Tuesday, September 3: 2:41 p.m.
Posted by Rock Hall
The 1964 Gibson J 160E played by John Lennon, on view in the Museum's Beatles exhibit

After a groundbreaking in June 1993 and the realizaition of architect IM Pei's stunning vision, the Rock and Roll Hall of Fame and Museum opened to the public on the shores of Lake Erie in September 1995. The day culminated with a benefit concert at Cleveland Municipal Stadium, where an incredible roster of rock and roll legends took the stage: Chuck Berry, Bob Dylan, Al Green, Jerry Lee Lewis, Aretha Franklin, Johnny Cash, the Pretenders, John Fogerty, Lou Reed, Iggy Pop, George Clinton, the Kinks, John Mellencamp, Bruce Springsteen, Booker T and the MGs, Eric Burdon and Martha Reeves. It was just the start.

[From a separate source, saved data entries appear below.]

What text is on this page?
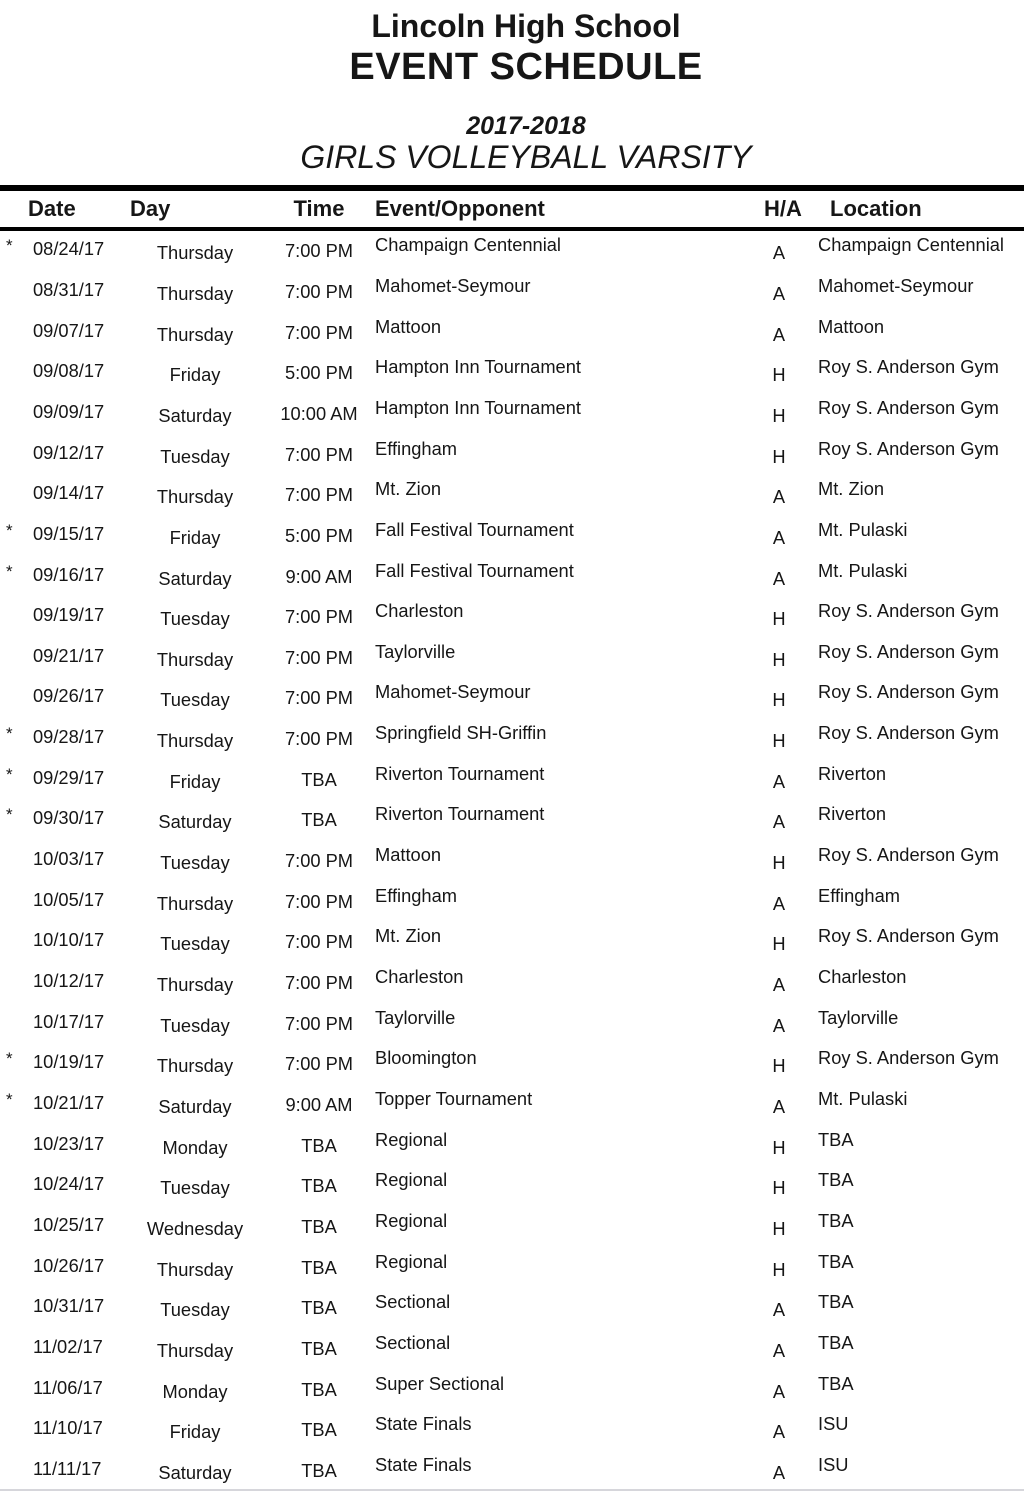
Lincoln High School
EVENT SCHEDULE
2017-2018
GIRLS VOLLEYBALL VARSITY
Date Day	Time	Event/Opponent	H/A	Location
*	08/24/17	Thursday	7:00 PM	Champaign Centennial	A	Champaign Centennial
08/31/17	Thursday	7:00 PM	Mahomet-Seymour	A	Mahomet-Seymour
09/07/17	Thursday	7:00 PM	Mattoon	A	Mattoon
09/08/17	Friday	5:00 PM	Hampton Inn Tournament	H	Roy S. Anderson Gym
09/09/17	Saturday	10:00 AM Hampton Inn Tournament	H	Roy S. Anderson Gym
09/12/17	Tuesday	7:00 PM	Effingham	H	Roy S. Anderson Gym
09/14/17	Thursday	7:00 PM	Mt. Zion	A	Mt. Zion
*	09/15/17	Friday	5:00 PM	Fall Festival Tournament	A	Mt. Pulaski
*	09/16/17	Saturday	9:00 AM	Fall Festival Tournament	A	Mt. Pulaski
09/19/17	Tuesday	7:00 PM	Charleston	H	Roy S. Anderson Gym
09/21/17	Thursday	7:00 PM	Taylorville	H	Roy S. Anderson Gym
09/26/17	Tuesday	7:00 PM	Mahomet-Seymour	H	Roy S. Anderson Gym
*	09/28/17	Thursday	7:00 PM	Springfield SH-Griffin	H	Roy S. Anderson Gym
*	09/29/17	Friday	TBA	Riverton Tournament	A	Riverton
*	09/30/17	Saturday	TBA	Riverton Tournament	A	Riverton
10/03/17	Tuesday	7:00 PM	Mattoon	H	Roy S. Anderson Gym
10/05/17	Thursday	7:00 PM	Effingham	A	Effingham
10/10/17	Tuesday	7:00 PM	Mt. Zion	H	Roy S. Anderson Gym
10/12/17	Thursday	7:00 PM	Charleston	A	Charleston
10/17/17	Tuesday	7:00 PM	Taylorville	A	Taylorville
*	10/19/17	Thursday	7:00 PM	Bloomington	H	Roy S. Anderson Gym
*	10/21/17	Saturday	9:00 AM	Topper Tournament	A	Mt. Pulaski
10/23/17	Monday	TBA	Regional	H	TBA
10/24/17	Tuesday	TBA	Regional	H	TBA
10/25/17	Wednesday	TBA	Regional	H	TBA
10/26/17	Thursday	TBA	Regional	H	TBA
10/31/17	Tuesday	TBA	Sectional	A	TBA
11/02/17	Thursday	TBA	Sectional	A	TBA
11/06/17	Monday	TBA	Super Sectional	A	TBA
11/10/17	Friday	TBA	State Finals	A	ISU
11/11/17	Saturday	TBA	State Finals	A	ISU
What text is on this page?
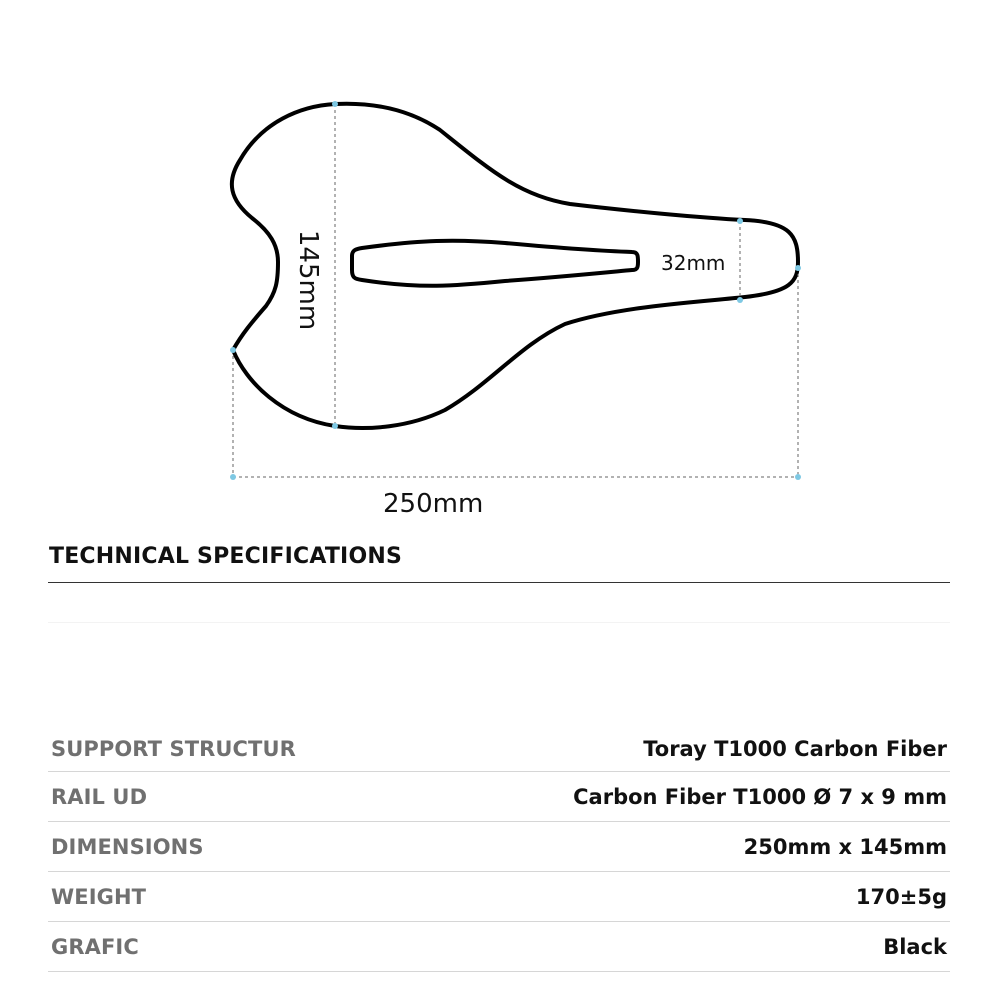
145mm	32mm
250mm
TECHNICAL SPECIFICATIONS
SUPPORT STRUCTUR	Toray T1000 Carbon Fiber
RAIL UD	Carbon Fiber T1000 Ø 7 x 9 mm
DIMENSIONS	250mm x 145mm
WEIGHT	170±5g
GRAFIC	Black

One of the first pieces of rock and roll history ever loaned to the Museum came from Yoko Ono: the 1964 Gibson J 160E played by John Lennon and used extensively throughout his career. The unique acoustic guitar was part of a collection Ono presented to the Museum on October 13, 1994 and also included handwritten lyrics, a pair of Lennon's eye glasses, Lennon's guitar from the 1965 Beatles concert at Shea Stadium and more.

The Gibson acoustic guitar, however, remains "one of the most precious artifacts that we have in the Rock and Roll Hall of Fame and Museum's collection," according to Museum curatorial director Howard Kramer.

Lennon originally acquired the guitar in 1964 to replace an identical one that was stolen. He used it extensively throughout his career, and it was prominently featured in the film Help! 

In 1967, the guitar was painted psychedelic blue and red by the Fool, the Dutch art cooperative that also painted Lennon’s Rolls-Royce and the original facade of the Beatles short-lived retail venture, the Apple Boutique

In 1968, Lennon had the guitar stripped to reveal the natural wood finish. Less than a year later, Lennon and Ono held two “bed-ins” for peace in March and May of 1969, which Lennon commemorated by drawing caricatures of Ono and himself on the guitar. It was during the second bed-in, held at the Queen Elizabeth Hotel in Montreal, that the single “Give Peace a Chance” was recorded, using this guitar.